Estrecho es el camino al cual me reconcilio. Pongo el pecho en el lecho, siento el hecho del efecto. La semejanza con lo Divino, la majestuosidad en su recinto. La invitación llega en alegre silbido. Haciéndome acostar... Soñar al despertar.
Lo que me hace pensar... Considerar e idealizar. No con el sueño intangible de los cantos, sino con el oscuro bosque de los ángeles. La oscuridad del edificio silencioso de un nuevo mundo.
Las tensiones y las concepciones que nos llevan a transferir el miedo, la angustia, el dolor y el vacío. ¿Cómo no repetir el mismo camino? ¿Cómo no aceptar lo aprehensivo y transformarse con un perfume, con un dulce sentir de los lirios?
He estado pensando... Considerando y fantaseando. ¿Estaré listo para abrirme al nuevo canto? Para afianzarme en un nuevo suelo, para caminar consciente en este nuevo salón. Formas paliativas, intercambios alternativos. Me veo sentado disfrutando del nido del aclamado. El ir y venir del inclinado al abandonado. Ya no veo como un error elegir estar de este lado.

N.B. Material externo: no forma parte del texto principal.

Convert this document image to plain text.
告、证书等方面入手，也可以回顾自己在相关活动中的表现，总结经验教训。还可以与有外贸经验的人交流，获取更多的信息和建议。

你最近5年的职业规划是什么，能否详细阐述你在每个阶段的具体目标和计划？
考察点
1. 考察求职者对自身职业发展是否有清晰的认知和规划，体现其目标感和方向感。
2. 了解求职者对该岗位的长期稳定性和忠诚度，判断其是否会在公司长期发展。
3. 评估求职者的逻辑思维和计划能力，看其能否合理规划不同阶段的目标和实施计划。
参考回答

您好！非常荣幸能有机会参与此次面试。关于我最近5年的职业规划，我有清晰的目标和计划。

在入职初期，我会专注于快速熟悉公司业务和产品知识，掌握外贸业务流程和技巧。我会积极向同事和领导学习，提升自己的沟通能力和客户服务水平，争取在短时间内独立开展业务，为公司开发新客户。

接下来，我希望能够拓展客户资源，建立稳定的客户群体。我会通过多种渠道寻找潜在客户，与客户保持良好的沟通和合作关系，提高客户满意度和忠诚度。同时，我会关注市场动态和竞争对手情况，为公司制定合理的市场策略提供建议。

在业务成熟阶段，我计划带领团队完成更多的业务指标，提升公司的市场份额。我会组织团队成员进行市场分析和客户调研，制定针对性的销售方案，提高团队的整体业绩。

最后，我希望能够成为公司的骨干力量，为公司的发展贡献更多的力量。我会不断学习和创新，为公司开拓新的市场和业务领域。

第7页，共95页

Ya no más pensando, ya no más considerando y mucho menos soñando. Debo despertar de este plano. Debo volar como hoja seca en la amplitud y en nobles certezas. La caída en el suelo fértil, la transformación en abono beneficioso. La separación deleitosa del viejo espíritu con lo que quedó de la materia en su último brillo.
Debo olvidar lo que ya era. Aceptaré la invitación para entrar en una nueva era.